製造業関連統計ではGDPとの同調性がみられるイスタンブール製造業PMIが11月1日に発表されるが、9月の44.3から若干の改善程度ならトルコ製造業と成長率はまだ低迷期に留まるとの印象が強まりやすい。
11月4日には10月のトルコ消費者物価指数等の発表があり、9月統計ではコアCPIが再加速感を示したことでトルコ中銀の年内利下げ開始期待が後退した経緯もあるため、高インフレ鎮静化傾向をしっかり見せられるか注目したい。

【60分足 一目均衡表・サイクル分析】

【60分足 一目均衡表・サイクル分析】

トルコリラ円の概ね3日から5日周期の底打ちサイクルでは、10月23日夜へ続伸してから反落したために24日午前時点では23日夜高値を直近のサイクルトップとした弱気サイクル入りとして24日午前から28日午前にかけての間への下落を想定し、25日午前時点では前回ボトムから4日目に入るため4.45円超えから強気サイクル入りとした。
28日朝に4.47円へ急伸したため、25日午後安値を直近のサイクルボトムとした強気サイクル入りとして28日夜から30日夜にかけての間への上昇を想定するが、ダブルトップに終わる可能性もあるため4.44円割れからは弱気転換注意とし、25日午後安値4.41円割れからは弱気サイクル入りとして30日午後から11月1日午後にかけての間への下落を想定する。

60分足の一目均衡表では28日早朝の急伸で遅行スパンが好転して先行スパンも上抜いたため、遅行スパン好転中の高値試し優先とする。先行スパンを上回るうちは遅行スパンが一時的に悪化してもその後に好転するところから上昇再開とするが、先行スパンへ潜り込むところから弱気転換注意とし、先行スパン転落からは下落継続とみて遅行スパン悪化中の安値試し優先とする。

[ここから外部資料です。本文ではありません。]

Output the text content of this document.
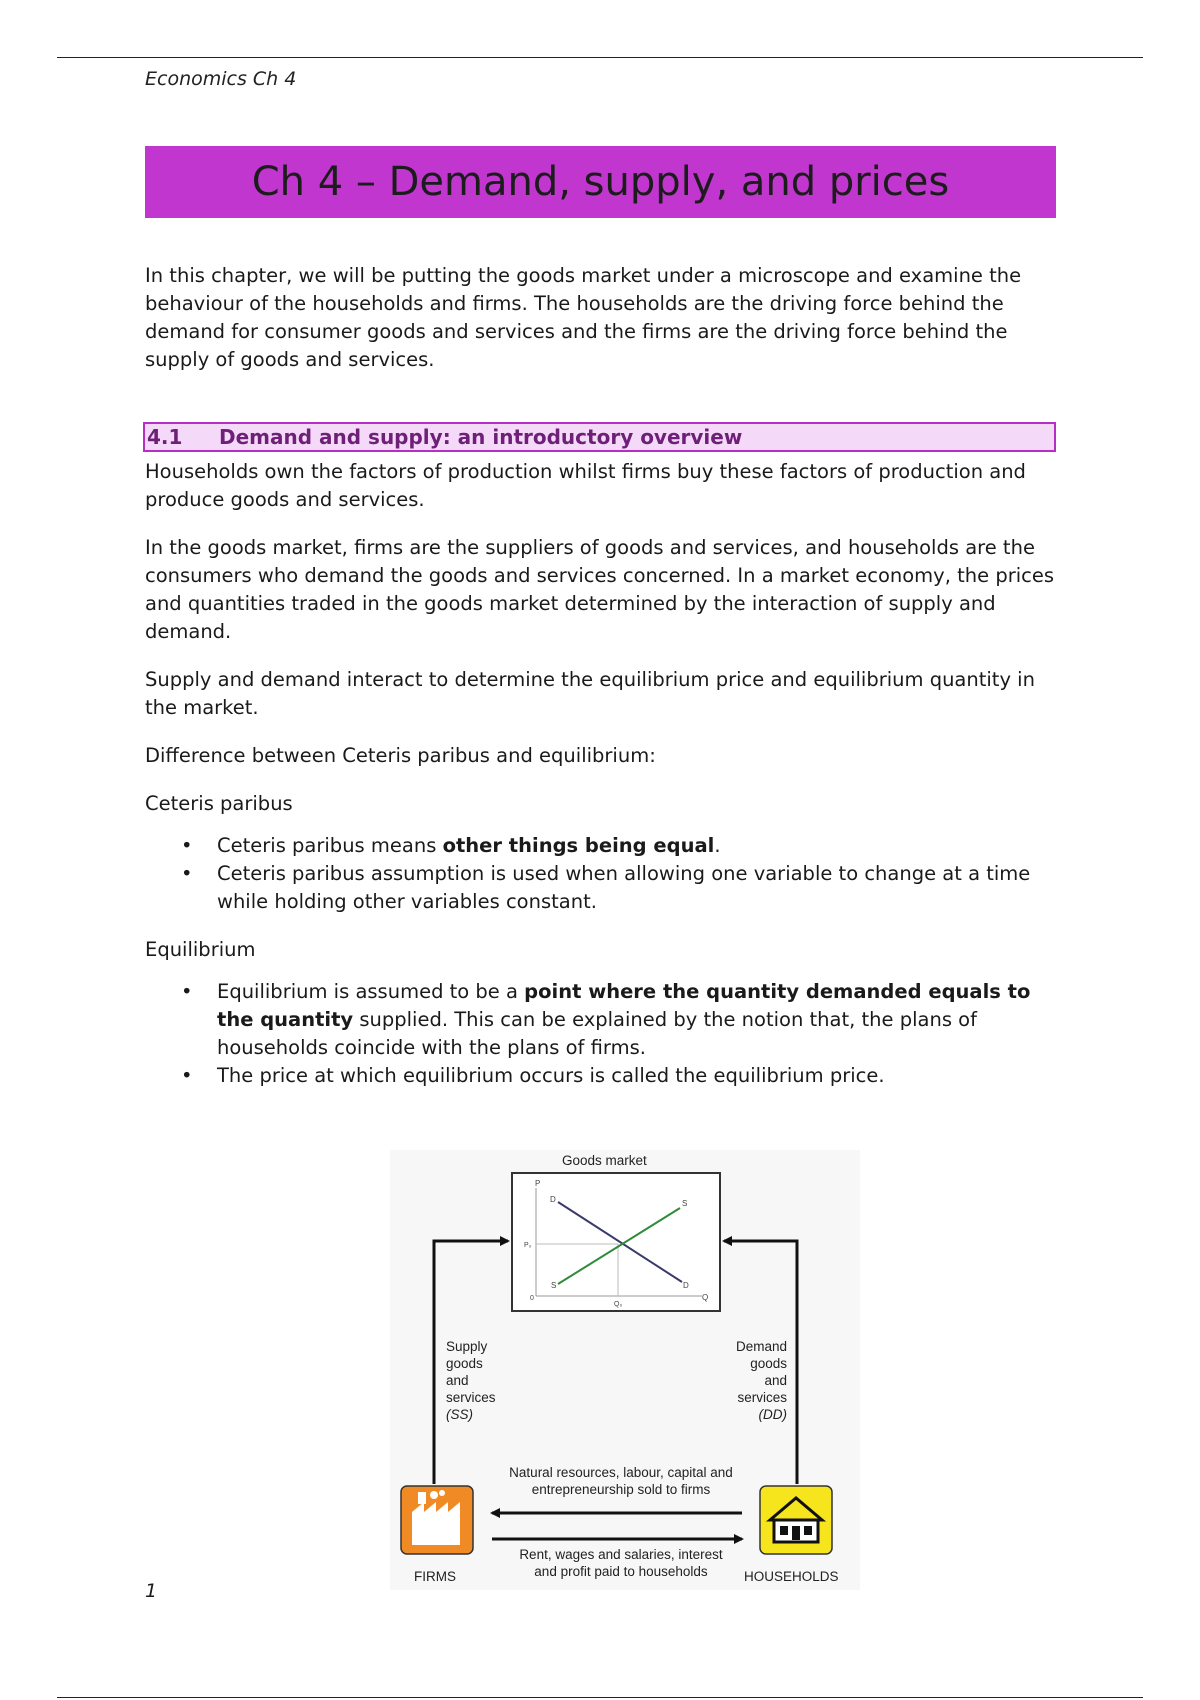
Economics Ch 4
Ch 4 – Demand, supply, and prices

In this chapter, we will be putting the goods market under a microscope and examine the behaviour of the households and firms. The households are the driving force behind the demand for consumer goods and services and the firms are the driving force behind the supply of goods and services.

4.1	Demand and supply: an introductory overview

Households own the factors of production whilst firms buy these factors of production and produce goods and services.

In the goods market, firms are the suppliers of goods and services, and households are the consumers who demand the goods and services concerned. In a market economy, the prices and quantities traded in the goods market determined by the interaction of supply and demand.

Supply and demand interact to determine the equilibrium price and equilibrium quantity in the market.

Difference between Ceteris paribus and equilibrium:

Ceteris paribus

• Ceteris paribus means other things being equal.
• Ceteris paribus assumption is used when allowing one variable to change at a time while holding other variables constant.

Equilibrium

• Equilibrium is assumed to be a point where the quantity demanded equals to the quantity supplied. This can be explained by the notion that, the plans of households coincide with the plans of firms.
• The price at which equilibrium occurs is called the equilibrium price.
P
Q
D
D
S
S
P₀
Q₀
0
Goods market
Supply
goods
and
services
(SS)
Demand
goods
and
services
(DD)
Natural resources, labour, capital and
entrepreneurship sold to firms
Rent, wages and salaries, interest
and profit paid to households
FIRMS	HOUSEHOLDS
1
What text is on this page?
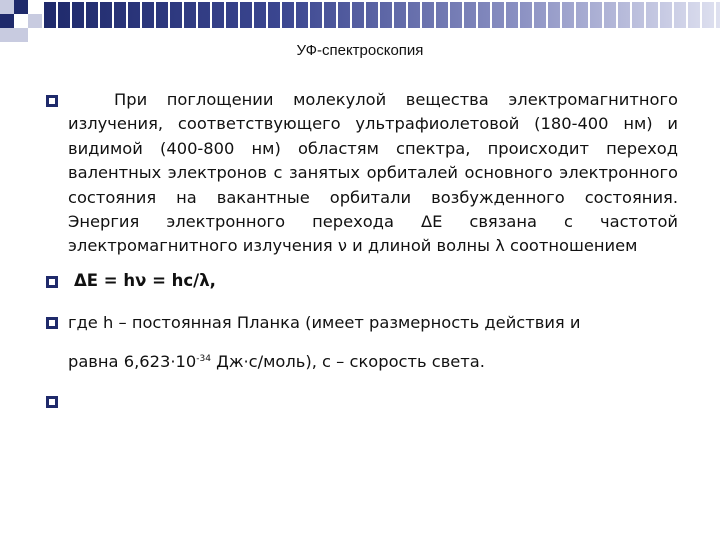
УФ-спектроскопия
При поглощении молекулой вещества электромагнитного излучения, соответствующего ультрафиолетовой (180-400 нм) и видимой (400-800 нм) областям спектра, происходит переход валентных электронов с занятых орбиталей основного электронного состояния на вакантные орбитали возбужденного состояния. Энергия электронного перехода ΔE связана с частотой электромагнитного излучения ν и длиной волны λ соотношением
ΔE = hν = hc/λ,
где h – постоянная Планка (имеет размерность действия и
равна $6,623\cdot 10^{-34}$ Дж·с/моль), с – скорость света.
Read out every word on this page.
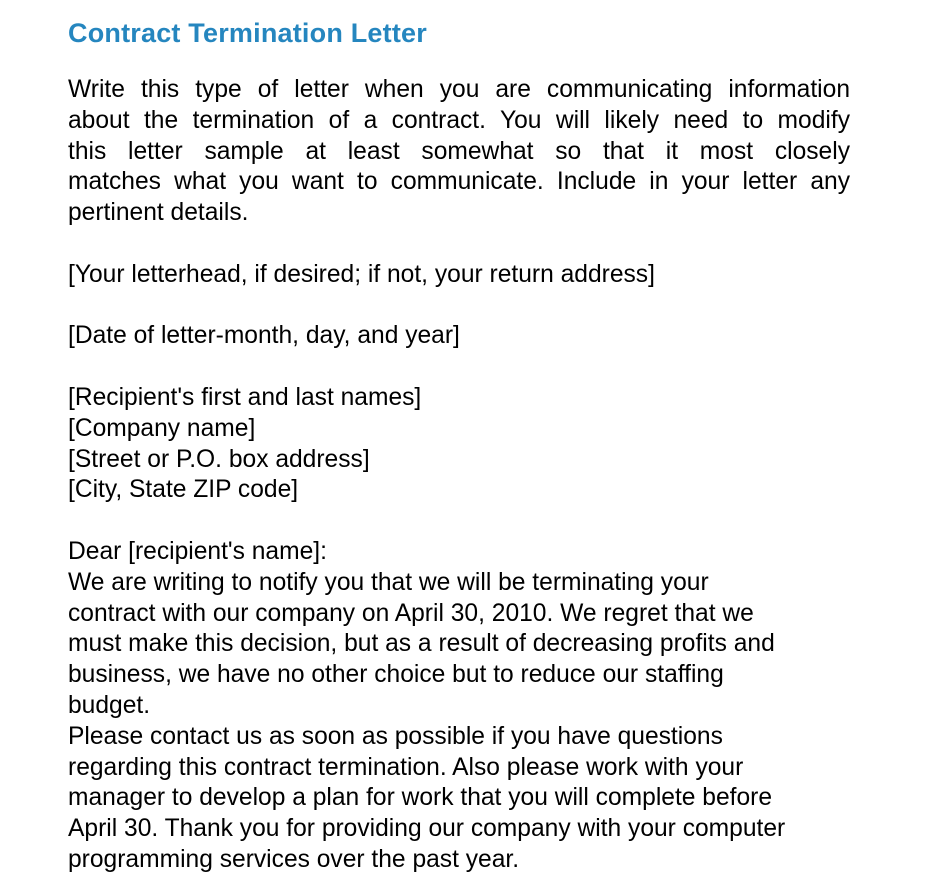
Contract Termination Letter
Write this type of letter when you are communicating information
about the termination of a contract. You will likely need to modify
this letter sample at least somewhat so that it most closely
matches what you want to communicate. Include in your letter any
pertinent details.
[Your letterhead, if desired; if not, your return address]
[Date of letter-month, day, and year]
[Recipient's first and last names]
[Company name]
[Street or P.O. box address]
[City, State ZIP code]
Dear [recipient's name]:
We are writing to notify you that we will be terminating your
contract with our company on April 30, 2010. We regret that we
must make this decision, but as a result of decreasing profits and
business, we have no other choice but to reduce our staffing
budget.
Please contact us as soon as possible if you have questions
regarding this contract termination. Also please work with your
manager to develop a plan for work that you will complete before
April 30. Thank you for providing our company with your computer
programming services over the past year.
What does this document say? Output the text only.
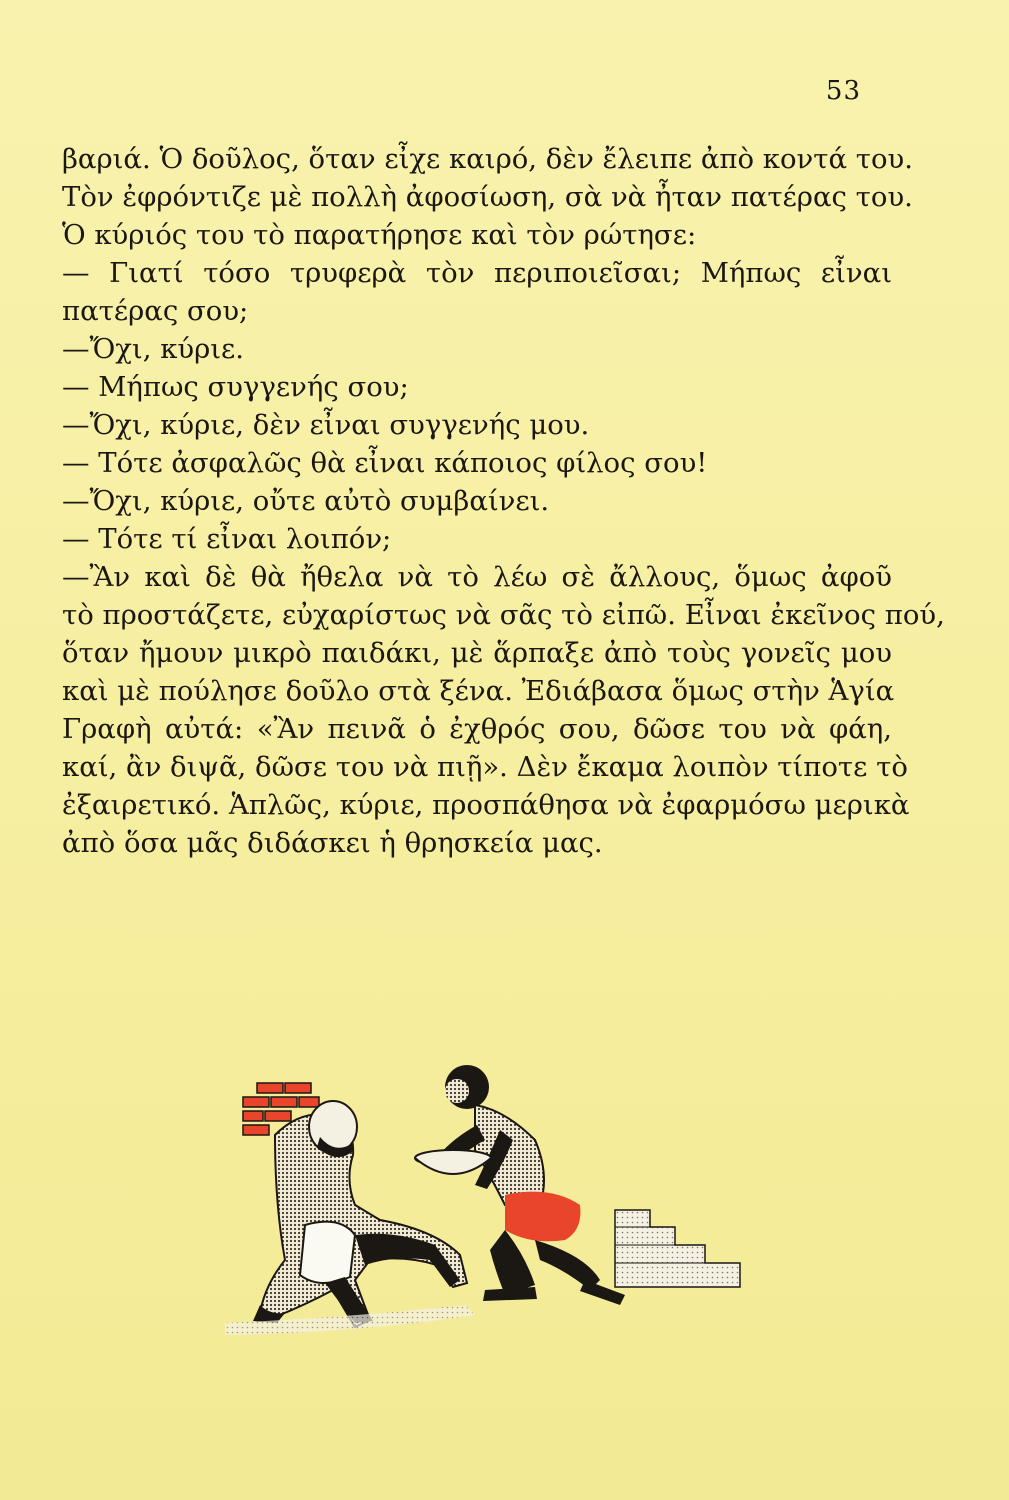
53
βαριά. Ὁ δοῦλος, ὅταν εἶχε καιρό, δὲν ἔλειπε ἀπὸ κοντά του.
Τὸν ἐφρόντιζε μὲ πολλὴ ἀφοσίωση, σὰ νὰ ἦταν πατέρας του.
Ὁ κύριός του τὸ παρατήρησε καὶ τὸν ρώτησε:
— Γιατί τόσο τρυφερὰ τὸν περιποιεῖσαι; Μήπως εἶναι
πατέρας σου;
—Ὄχι, κύριε.
— Μήπως συγγενής σου;
—Ὄχι, κύριε, δὲν εἶναι συγγενής μου.
— Τότε ἀσφαλῶς θὰ εἶναι κάποιος φίλος σου!
—Ὄχι, κύριε, οὔτε αὐτὸ συμβαίνει.
— Τότε τί εἶναι λοιπόν;
—Ἂν καὶ δὲ θὰ ἤθελα νὰ τὸ λέω σὲ ἄλλους, ὅμως ἀφοῦ
τὸ προστάζετε, εὐχαρίστως νὰ σᾶς τὸ εἰπῶ. Εἶναι ἐκεῖνος πού,
ὅταν ἤμουν μικρὸ παιδάκι, μὲ ἅρπαξε ἀπὸ τοὺς γονεῖς μου
καὶ μὲ πούλησε δοῦλο στὰ ξένα. Ἐδιάβασα ὅμως στὴν Ἁγία
Γραφὴ αὐτά: «Ἂν πεινᾶ ὁ ἐχθρός σου, δῶσε του νὰ φάη,
καί, ἂν διψᾶ, δῶσε του νὰ πιῇ». Δὲν ἔκαμα λοιπὸν τίποτε τὸ
ἐξαιρετικό. Ἁπλῶς, κύριε, προσπάθησα νὰ ἐφαρμόσω μερικὰ
ἀπὸ ὅσα μᾶς διδάσκει ἡ θρησκεία μας.
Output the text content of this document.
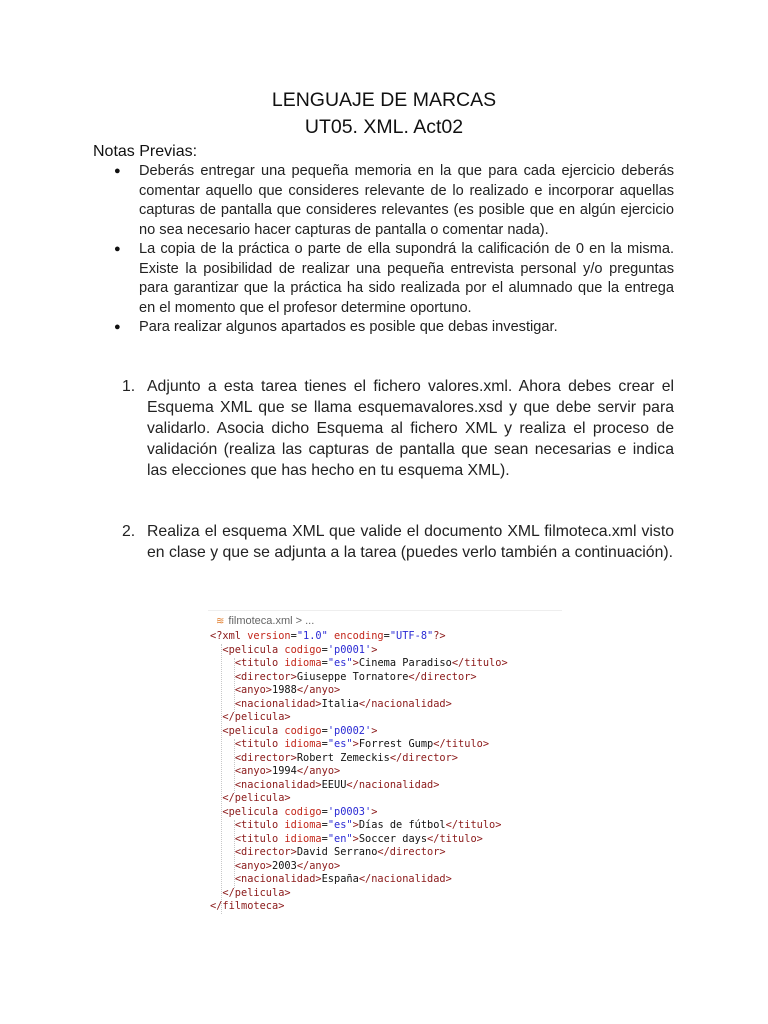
LENGUAJE DE MARCAS
UT05. XML. Act02
Notas Previas:
● Deberás entregar una pequeña memoria en la que para cada ejercicio deberás comentar aquello que consideres relevante de lo realizado e incorporar aquellas capturas de pantalla que consideres relevantes (es posible que en algún ejercicio no sea necesario hacer capturas de pantalla o comentar nada).
● La copia de la práctica o parte de ella supondrá la calificación de 0 en la misma. Existe la posibilidad de realizar una pequeña entrevista personal y/o preguntas para garantizar que la práctica ha sido realizada por el alumnado que la entrega en el momento que el profesor determine oportuno.
● Para realizar algunos apartados es posible que debas investigar.
1. Adjunto a esta tarea tienes el fichero valores.xml. Ahora debes crear el Esquema XML que se llama esquemavalores.xsd y que debe servir para validarlo. Asocia dicho Esquema al fichero XML y realiza el proceso de validación (realiza las capturas de pantalla que sean necesarias e indica las elecciones que has hecho en tu esquema XML).
2. Realiza el esquema XML que valide el documento XML filmoteca.xml visto en clase y que se adjunta a la tarea (puedes verlo también a continuación).
≋ filmoteca.xml > ...
<?xml version="1.0" encoding="UTF-8"?>
<pelicula codigo='p0001'>
<titulo idioma="es">Cinema Paradiso</titulo>
<director>Giuseppe Tornatore</director>
<anyo>1988</anyo>
<nacionalidad>Italia</nacionalidad>
</pelicula>
<pelicula codigo='p0002'>
<titulo idioma="es">Forrest Gump</titulo>
<director>Robert Zemeckis</director>
<anyo>1994</anyo>
<nacionalidad>EEUU</nacionalidad>
</pelicula>
<pelicula codigo='p0003'>
<titulo idioma="es">Días de fútbol</titulo>
<titulo idioma="en">Soccer days</titulo>
<director>David Serrano</director>
<anyo>2003</anyo>
<nacionalidad>España</nacionalidad>
</pelicula>
</filmoteca>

60分足の相対力指数は25日未明から25日午後にかけての下落時に指数のボトムが切り上がる強気逆行を見せて60ポイント台へ上昇したため、50ポイントを上回るうちは70ポイント台への上昇余地ありとするが、50ポイント割れを弱気転換注意とし、45ポイント割れからは30ポイント前後への低下を想定する。

以上を踏まえて当面のポイントを示す。
(1)当初、4.44円を下値支持線、4.48円を上値抵抗線とする。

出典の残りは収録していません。